What do you want to learn from your samples?
We can quantitate aggregation and measure interaction constants (Kd's),
in addition to determining molar mass and frictional coefficients of monodisperse macromolecules.
FIRST LOOK AT A NEW SAMPLE:
The basic "run" that is usually performed on a new sample is to run three or four dilutions to determine whether
or not it exhibits concentration dependence either due to non-ideality or self-association.
Depending on the result of that initial run, if the sample is mono-disperse,
we can measure both molar mass and frictional coefficient.
or if it is poly-disperse, we can fit for the several components and either quantitate aggregates or measure self-association free energies.
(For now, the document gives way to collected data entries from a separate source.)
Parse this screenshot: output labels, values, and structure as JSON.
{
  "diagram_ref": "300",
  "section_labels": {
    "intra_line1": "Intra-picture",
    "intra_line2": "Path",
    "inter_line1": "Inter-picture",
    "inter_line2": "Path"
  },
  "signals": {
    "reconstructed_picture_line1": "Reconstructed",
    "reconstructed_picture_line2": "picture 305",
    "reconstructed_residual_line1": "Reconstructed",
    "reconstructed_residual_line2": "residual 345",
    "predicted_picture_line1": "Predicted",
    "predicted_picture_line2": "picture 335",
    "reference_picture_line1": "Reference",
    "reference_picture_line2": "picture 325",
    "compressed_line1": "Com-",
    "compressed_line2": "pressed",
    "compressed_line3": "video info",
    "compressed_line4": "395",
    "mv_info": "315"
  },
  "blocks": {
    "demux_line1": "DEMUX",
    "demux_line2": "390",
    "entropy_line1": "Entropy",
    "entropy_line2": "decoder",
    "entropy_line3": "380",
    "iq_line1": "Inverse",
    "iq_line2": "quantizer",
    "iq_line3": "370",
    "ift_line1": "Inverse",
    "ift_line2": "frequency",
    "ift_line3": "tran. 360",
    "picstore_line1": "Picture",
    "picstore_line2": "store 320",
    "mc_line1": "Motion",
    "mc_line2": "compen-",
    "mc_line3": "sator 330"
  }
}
If the sample exhibits both non-ideality and self-association,
analysis becomes a little more difficult and would require multiple runs to tease out both association constants and
non-ideality coefficients. This is not uncommon behavior; there are standard approaches to the experimental design and methods of analysis.
COMPLEX FORMATION: (hetero-association)
After the initial characterization of the individual proteins, they can be mixed together to check for complex formation.
Rapidly reversible interaction results in the formation of a reaction_boundary whose properties are
dependent on the absolute concentrations, ratios of loading concentrations,
magnitude of association constants, and relative values of sedimentation coefficients. Global fitting to multiple runs is genreally required to get good estimates of the interesting parameters.